La première impression que j'en retire, c'est que ce sont des lectures pendant lesquelles il est difficile de rester passif(ve), parce qu'elles sont génératrices de questionnements et de réactions. DeLillo nous y surprend, nous bouscule.
On subodore la présence d'une symbolique entre ses lignes, la nécessité de ne pas s'arrêter à une interprétation superficielle du texte, qui le laisserait à l'état de récit obscur et incompréhensible.
On y devine un sens non pas caché, mais exprimé sous une forme inhabituelle et qui par conséquent nous déroute, que l'on a du mal à appréhender de prime abord.

Leur point commun le plus évident, c'est que l'auteur y donne l'impression de dilater, d'étirer le temps. Il s'attarde sur des riens, des détails a priori insignifiants mais dont il extrait et révèle l'importance.
Il bouleverse ainsi la signification que nous sommes accoutumés à attribuer aux actes et aux paroles, en modifie le sens et la portée.


Dans "Body Art", Lauren, âgée d'une trentaine d'années, erre à travers la grande maison de location qu'elle a occupée avec son mari pendant deux mois avant que ce dernier ne se donne la mort dans l'appartement new-yorkais de sa première épouse.
Le défunt, Rey, était un célèbre cinéaste de trois décennies son aîné.
Elle prend rapidement conscience qu'elle n'est pas seule dans cette maison.
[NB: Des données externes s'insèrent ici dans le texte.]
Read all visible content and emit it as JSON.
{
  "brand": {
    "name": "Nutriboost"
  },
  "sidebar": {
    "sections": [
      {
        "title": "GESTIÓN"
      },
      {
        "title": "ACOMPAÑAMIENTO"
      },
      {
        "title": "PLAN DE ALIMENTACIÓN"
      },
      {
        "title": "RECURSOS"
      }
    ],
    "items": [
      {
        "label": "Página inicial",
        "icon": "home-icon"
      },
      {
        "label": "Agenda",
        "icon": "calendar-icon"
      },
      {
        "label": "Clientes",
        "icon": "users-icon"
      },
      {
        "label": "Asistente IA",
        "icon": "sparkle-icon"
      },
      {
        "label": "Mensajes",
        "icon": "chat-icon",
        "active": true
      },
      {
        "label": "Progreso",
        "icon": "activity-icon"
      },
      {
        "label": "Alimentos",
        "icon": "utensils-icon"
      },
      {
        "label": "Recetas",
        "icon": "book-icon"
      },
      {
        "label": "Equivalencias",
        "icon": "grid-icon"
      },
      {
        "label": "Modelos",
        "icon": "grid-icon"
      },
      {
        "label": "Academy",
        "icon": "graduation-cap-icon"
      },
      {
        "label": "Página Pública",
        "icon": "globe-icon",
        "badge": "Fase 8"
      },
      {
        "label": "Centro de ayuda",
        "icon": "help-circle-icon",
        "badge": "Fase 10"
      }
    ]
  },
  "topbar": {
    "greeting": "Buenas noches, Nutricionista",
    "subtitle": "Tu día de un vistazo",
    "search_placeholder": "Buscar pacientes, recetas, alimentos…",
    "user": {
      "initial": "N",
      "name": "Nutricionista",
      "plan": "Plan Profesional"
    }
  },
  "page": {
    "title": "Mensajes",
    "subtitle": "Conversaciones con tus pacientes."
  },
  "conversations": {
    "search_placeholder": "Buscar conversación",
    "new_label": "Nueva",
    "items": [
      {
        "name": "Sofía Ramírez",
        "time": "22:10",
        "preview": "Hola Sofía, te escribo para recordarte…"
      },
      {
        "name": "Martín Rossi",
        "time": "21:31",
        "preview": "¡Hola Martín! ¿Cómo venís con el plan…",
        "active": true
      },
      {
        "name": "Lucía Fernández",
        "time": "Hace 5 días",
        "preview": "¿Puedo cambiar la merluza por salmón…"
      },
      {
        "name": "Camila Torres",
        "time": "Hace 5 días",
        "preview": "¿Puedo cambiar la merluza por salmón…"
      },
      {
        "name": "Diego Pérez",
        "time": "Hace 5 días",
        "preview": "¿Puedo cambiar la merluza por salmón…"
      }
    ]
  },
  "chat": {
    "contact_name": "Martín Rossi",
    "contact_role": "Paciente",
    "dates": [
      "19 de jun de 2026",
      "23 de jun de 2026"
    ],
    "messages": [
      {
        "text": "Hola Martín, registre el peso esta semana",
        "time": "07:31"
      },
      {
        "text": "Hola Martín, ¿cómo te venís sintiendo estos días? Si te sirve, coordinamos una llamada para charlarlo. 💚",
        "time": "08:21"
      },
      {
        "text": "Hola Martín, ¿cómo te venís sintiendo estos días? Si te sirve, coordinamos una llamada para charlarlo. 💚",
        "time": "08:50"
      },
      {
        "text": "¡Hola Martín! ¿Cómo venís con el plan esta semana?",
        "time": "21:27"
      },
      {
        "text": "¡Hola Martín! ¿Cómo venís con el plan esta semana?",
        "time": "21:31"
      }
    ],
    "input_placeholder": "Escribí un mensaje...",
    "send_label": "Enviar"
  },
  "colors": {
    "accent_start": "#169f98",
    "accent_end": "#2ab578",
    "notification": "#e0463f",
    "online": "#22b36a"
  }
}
Elle découvre en effet dans l'une des chambres un curieux individu au physique mi-adulte, mi-enfantin, dont elle ne parvient à décider s'il s'agit d'un attardé mental échappé d'un asile ou d'une forme de manifestation surnaturelle...
Elle entretient avec cette créature de singuliers dialogues, qu'elle enregistre, constitués de propos elliptiques, de questions souvent sans réponse, son hôte s'exprimant parfois avec la voix de Rey ou la sienne, restituant des bribes de conversations tenues par le couple avant la disparition du cinéaste.
Lorsqu'elle est seule, Lauren, adepte du "Body Art", pratique des exercices corporels contraignants grâce auxquels, en écoutant, en ressentant intensément son corps, elle se le rapproprie. Parfois aussi, elle le lave soigneusement, le récure, presque. Cette discipline physique s'intègre naturellement dans le processus du deuil, comme si elle était instinctivement consciente que les moments d'unité qu'elle crée ainsi avec elle-même étaient la clé lui permettant de se rouvrir à la vie.
Elle prend également le temps de s'attarder sur des pensées éparses, des sensations intimes, comme si elle observait au microscope les manifestations, les répercussions sur son psychisme de la mort de son aimé.
Cette introspection se fait avec une acceptation à la fois curieuse et sereine. le lecteur a le sentiment d'être en compagnie de Lauren en train d'observer avec fascination les mécanismes mystérieux de la psyché humaine.
Il s'agit d'un récit troublant, qui par instants nous échappe, pour nous happer de nouveau presque aussitôt, par une étrange magie dont on a du mal à saisir l'origine...
DeLillo ne donnera pas d'explication sur la présence de l'étrange individu qui cohabite avec Lauren. Il préfère sans doute, ayant lancé une piste, nous laisser l'explorer librement, et y projeter nos propres interprétations.